C. Textual Criticism as a Gift of Providence
Far from being an enemy of
faith in Scripture, textual criticism — the careful, scholarly comparison of
manuscripts to establish the most accurate reading of the biblical text — is
itself a form of responsible stewardship of God's providential preservation. It
is through textual criticism that we can have well-founded confidence in the
biblical text we possess. Evangelical textual scholars such as Bruce Metzger,
F.F. Bruce, and more recently Peter Gurry and Tommy Wasserman have demonstrated
that the New Testament in particular is the best-attested ancient document in
existence — with a depth and breadth of manuscript evidence that far exceeds
any other work of antiquity. This is a genuinely powerful apologetic point, and
it is more intellectually defensible than the sweeping claim that the Bible
'remains complete and uncorrupted.'
V. Concluding Assessment
The article under
examination proceeds from genuine piety and orthodox instinct. Its confidence
that God has preserved His Word is admirable and theologically correct in its
fundamental impulse. The historical examples it cites — the Maccabean crisis,
the Diocletianic persecution, the translation of Scripture into multiple
languages — are largely accurate in their broad strokes and serve legitimately
to illustrate the remarkable story of the Bible's transmission.
However, the article's
apologetic argumentation is in several respects weaker than it appears. Its
central argument from survival falls prey to survivorship bias and does not
adequately distinguish the Bible's preservation from the persistence of other ancient
religious texts. Its claim that the Bible 'remains complete and uncorrupted'
overstates what the manuscript evidence will sustain without careful
qualification. Its treatment of Jewish scribal tradition is insufficiently
nuanced. Its invocation of a Scholastic philosophical principle is imprecise in
application. And its implicit conflation of Inspiration and Preservation risks
encouraging a view of textual preservation that the Westminster Standards
themselves do not require.
A more robust and intellectually honest account of biblical preservation would: (1) affirm Providential Preservation as taught by WCF 1.8 without overstating it; (2) distinguish Inspiration from Preservation as distinct doctrinal categories; (3) engage honestly with the manuscript tradition and the role of textual criticism; (4) avoid apologetic arguments that, while rhetorically appealing, rest on logical fallacies or historical oversimplifications; and (5) ground confidence in Scripture ultimately in the internal testimony of the Holy Spirit (testimonium Spiritus Sancti internum) rather than in external evidences alone, as Calvin and the Reformed tradition have consistently taught.

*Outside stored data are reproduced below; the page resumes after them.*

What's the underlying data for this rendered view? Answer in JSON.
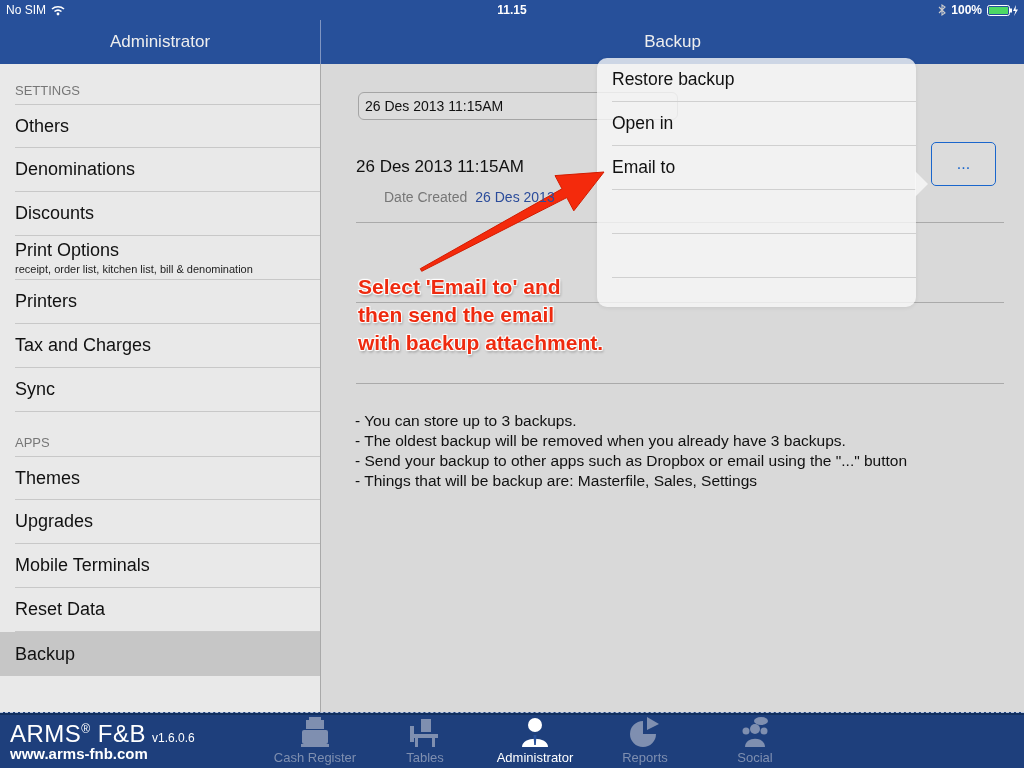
{
  "status_bar": {
    "carrier": "No SIM",
    "time": "11.15",
    "battery": "100%"
  },
  "sidebar": {
    "title": "Administrator",
    "sections": [
      {
        "header": "SETTINGS",
        "items": [
          {
            "label": "Others",
            "selected": false
          },
          {
            "label": "Denominations",
            "selected": false
          },
          {
            "label": "Discounts",
            "selected": false
          },
          {
            "label": "Print Options",
            "subtitle": "receipt, order list, kitchen list, bill & denomination",
            "selected": false
          },
          {
            "label": "Printers",
            "selected": false
          },
          {
            "label": "Tax and Charges",
            "selected": false
          },
          {
            "label": "Sync",
            "selected": false
          }
        ]
      },
      {
        "header": "APPS",
        "items": [
          {
            "label": "Themes",
            "selected": false
          },
          {
            "label": "Upgrades",
            "selected": false
          },
          {
            "label": "Mobile Terminals",
            "selected": false
          },
          {
            "label": "Reset Data",
            "selected": false
          },
          {
            "label": "Backup",
            "selected": true
          }
        ]
      }
    ]
  },
  "main": {
    "title": "Backup",
    "name_field": {
      "value": "26 Des 2013 11:15AM"
    },
    "backups": [
      {
        "name": "26 Des 2013 11:15AM",
        "date_label": "Date Created",
        "date_value": "26 Des 2013",
        "more_button": "..."
      }
    ],
    "notes": [
      "- You can store up to 3 backups.",
      "- The oldest backup will be removed when you already have 3 backups.",
      "- Send your backup to other apps such as Dropbox or email using the \"...\" button",
      "- Things that will be backup are: Masterfile, Sales, Settings"
    ]
  },
  "popover": {
    "items": [
      {
        "label": "Restore backup"
      },
      {
        "label": "Open in"
      },
      {
        "label": "Email to"
      }
    ]
  },
  "annotation": {
    "text": "Select 'Email to' and\nthen send the email\nwith backup attachment."
  },
  "tab_bar": {
    "brand": "ARMS$^{®}$ F&B",
    "version": "v1.6.0.6",
    "website": "www.arms-fnb.com",
    "tabs": [
      {
        "kind": "register",
        "label": "Cash Register",
        "selected": false
      },
      {
        "kind": "tables",
        "label": "Tables",
        "selected": false
      },
      {
        "kind": "admin",
        "label": "Administrator",
        "selected": true
      },
      {
        "kind": "reports",
        "label": "Reports",
        "selected": false
      },
      {
        "kind": "social",
        "label": "Social",
        "selected": false
      }
    ]
  }
}
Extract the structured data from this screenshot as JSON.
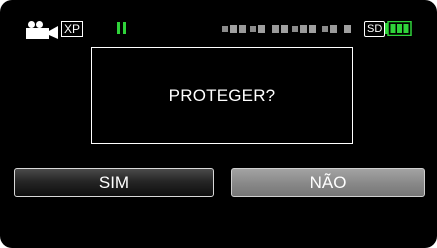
{
  "status_bar": {
    "mode_icon": "video-camera-icon",
    "quality": "XP",
    "playback_icon": "pause-icon",
    "timecode_display": "blurred-timecode",
    "media": "SD",
    "battery_icon": "battery-icon",
    "accent_color": "#2fd33a"
  },
  "dialog": {
    "message": "PROTEGER?"
  },
  "buttons": {
    "yes_label": "SIM",
    "no_label": "NÃO"
  },
  "colors": {
    "background": "#000000",
    "text": "#ffffff",
    "selected_button": "#8a8a8a"
  }
}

"The grass withereth, the flower fadeth: but the word of our God shall stand for ever" (Isaiah 40:8)..
This is the confidence of
faith — grounded in the character of the living God, illumined by His Spirit,
confirmed by historical evidence rightly understood, and transmitted through
the extraordinary and carefully documented manuscript tradition He has providentially
sustained. That confidence does not need to overstate the evidence. It is
strong enough to stand on what is actually true.
Select Bibliographic References
1 Westminster Confession of Faith, Chapter 1, Section 8 (1647).
2 Bruce M. Metzger and Bart D. Ehrman, The Text of the New Testament: Its Transmission, Corruption, and Restoration, 4th ed. (Oxford: Oxford University Press, 2005).
3 F.F. Bruce, The Books and the Parchments: How We Got Our English Bible (London: Pickering & Inglis, 1950).
4 Peter J. Gurry and Tommy Wasserman, A New Approach to Textual Criticism: An Introduction to the Coherence-Based Genealogical Method (Atlanta: SBL Press, 2017).
5 Emanuel Tov, Textual Criticism of the Hebrew Bible, 3rd ed. (Minneapolis: Fortress Press, 2012).
6 John Calvin, Institutes of the Christian Religion, 1.7.4–5, on the internal testimony of the Holy Spirit.
7 Philip W. Comfort, Early Manuscripts and Modern Translations of the New Testament (Wheaton: Tyndale, 1990).
8 Paul D. Wegner, The Journey from Texts to Translations: The Origin and Development of the Bible (Grand Rapids: Baker Academic, 1999).
Sola Scriptura — the Scripture alone, rightly transmitted, rightly interpreted, rightly applied.